L'importance de la dissémination de l'information scientifique sur les religions, en particulier dans les systèmes éducatifs, a été le principal objet de discussion lors de la réunion bisannuelle du réseau européen de l'IREL qui a eu lieu le vendredi 10 novembre au Campus Condorcet. En plus de l'équipe de l'IREL étaient présents Wanda Alberts (Allemagne, Leibniz Universität Hannover), Maria Chiara Giorda (Italie, Roma Tre), Tim Jensen (Danemark, Syddansk Universitet), Patrick Loobuyck (Belgique, Universiteit Antwerpen) et Norman Richardson (Irlande du Nord, Stranmillis University College).

 

Tous les participants se sont félicités de la participation de l'IREL et son réseau à la Rencontre européenne des administrations des affaires religieuses de 28 pays européens le 9 novembre, organisée par le ministère de l'Intérieur qui a permis de mieux comprendre les défis auxquelles ces administrations sont confrontées, la variété de leurs modes d'organisation et le besoin d'échanges sur les évolutions religieuses et convictionnelles entre chercheurs et personnes en responsabilité.

 

En Irlande du Nord, Norman Richardson parle de sa participation aux efforts de réforme pour rendre le système d'éducation (très séparé entre les écoles publiques de facto fréquentées par les protestants et les écoles privées pour catholiques) plus inclusif, l'une des difficultés étant l'absence actuelle de gouvernement effectif.

 

En Belgique, Patrick Loobuyck rend compte des deux principales nouveautés : le retour au premier plan en Flandres des abus sexuels dans l'Église catholique après la diffusion de documentaires télévisés sur la question et malgré la mise en place de procédures spécifiques depuis une dizaine d'années, l'accès des bouddhistes au statut de conviction non-confessionnelle, ce qui devrait forcer à changer la constitution belge et accélérer la remise en question des cours de religion, garantis par cette constitution mais déjà très contestés côté francophone.

 

En Allemagne où les cours de religion (organisés différemment selon les Länder) sont aussi menacés du fait d'une désaffection croissante, Wanda Alberts fait part d'un travail sur ce que l'on enseigne aux élèves à propos des religions en dehors de ces cours confessionnels … c'est à dire à peu près rien.

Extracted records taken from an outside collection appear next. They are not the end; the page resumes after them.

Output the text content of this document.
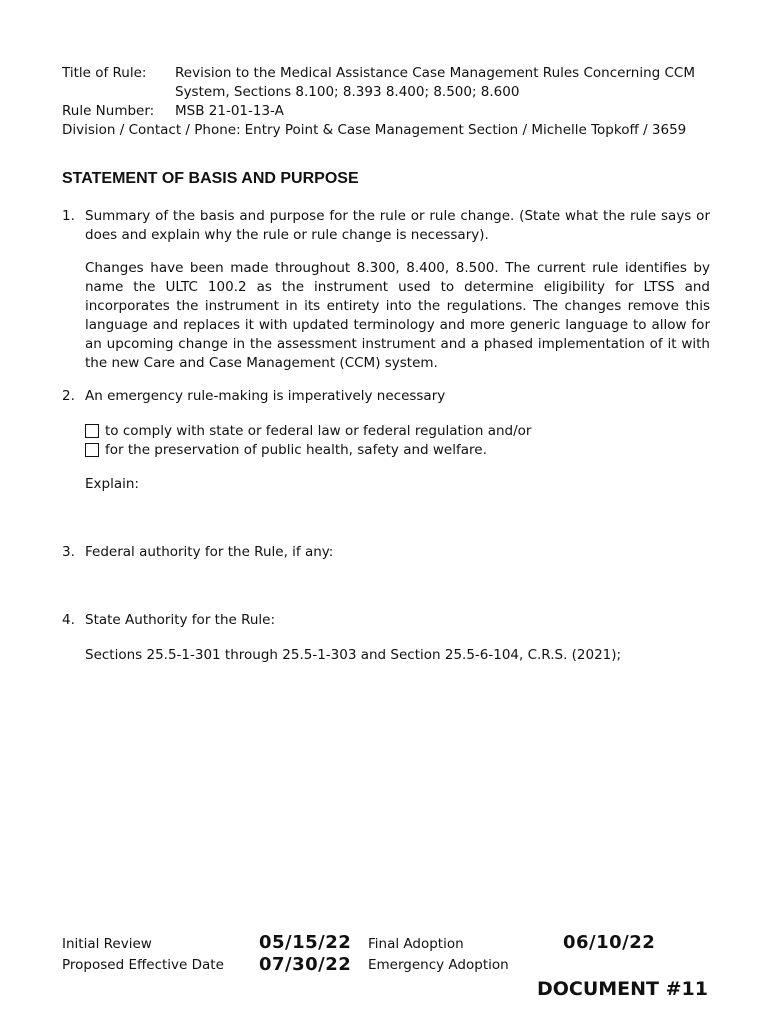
Title of Rule:	Revision to the Medical Assistance Case Management Rules Concerning CCM
System, Sections 8.100; 8.393 8.400; 8.500; 8.600
Rule Number:	MSB 21-01-13-A
Division / Contact / Phone: Entry Point & Case Management Section / Michelle Topkoff / 3659
STATEMENT OF BASIS AND PURPOSE
1. Summary of the basis and purpose for the rule or rule change. (State what the rule says or does and explain why the rule or rule change is necessary).
Changes have been made throughout 8.300, 8.400, 8.500. The current rule identifies by name the ULTC 100.2 as the instrument used to determine eligibility for LTSS and incorporates the instrument in its entirety into the regulations. The changes remove this language and replaces it with updated terminology and more generic language to allow for an upcoming change in the assessment instrument and a phased implementation of it with the new Care and Case Management (CCM) system.
2. An emergency rule-making is imperatively necessary
to comply with state or federal law or federal regulation and/or
for the preservation of public health, safety and welfare.
Explain:
3. Federal authority for the Rule, if any:
4. State Authority for the Rule:
Sections 25.5-1-301 through 25.5-1-303 and Section 25.5-6-104, C.R.S. (2021);
Initial Review	05/15/22 Final Adoption	06/10/22
Proposed Effective Date 07/30/22 Emergency Adoption
DOCUMENT #11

Elle espère que les résultats de ce travail vont permettre une réflexion pour trouver un autre modèle d'enseignement sur les religions.

 

Au Danemark, Tim Jensen expose les différences entre les lycées où existent des programmes de formation très aboutis sur ces questions pour les professeurs et basés sur la recherche académique, et les écoles primaires où domine encore une approche« crypto-confessionnelle », favorisée par les proximités entre les politiques et les théologiens conservateurs. Pour lui, l'important est que les enfants d'immigrés musulmans aient accès à une éducation sécularisée mais aussi que cette éducation sécularisée ne soit pas focalisée sur l'islam. 

 

En Italie, Maria Chiara Giorda signale qu'il n'y a plus de débat sur l'éducation religieuse à l'école à cause des difficultés politiques au niveau national et de l'inscription de son principe dans la Constitution (en plus des difficultés de l'État à intégrer l'islam et l'orthodoxie dans le système). Mais les Masters en sciences des religions fonctionnent bien et sont suivis par de nombreuses personnes souhaitant être professeurs de religion. Et à la différence du niveau national, les chercheurs peuvent travailler beaucoup plus facilement avec le personnel politique local. Une Consulta universitaire pour l'histoire des religions s'est constituée depuis 5 ans pour améliorer la coordination et le rôle de ces approches scientifiques dans la vie publique.

 

Si les situations sont différentes, les défis sont étonnamment les mêmes : 

 

« Les élèves entrent à l'école en tant qu'élèves, non en tant que chrétiens ou musulmans. Il nous faut trouver un langage différent. Ce n'est pas un manque de respect mais il nous faut étudier les religions, ce n'est pas plus sensible que la biologie. Cela peut bien-sûr être inspirant, on ne peut pas l'empêcher … mais ce n'est pas notre travail » (Tim Jensen).

 

« Il nous faut réfléchir à comment cette connaissance sur les religions est produite et comment elle peut atteindre les professeurs et les administrations, cela peut faire une vraie différence dans nos sociétés » (Wanda Alberts).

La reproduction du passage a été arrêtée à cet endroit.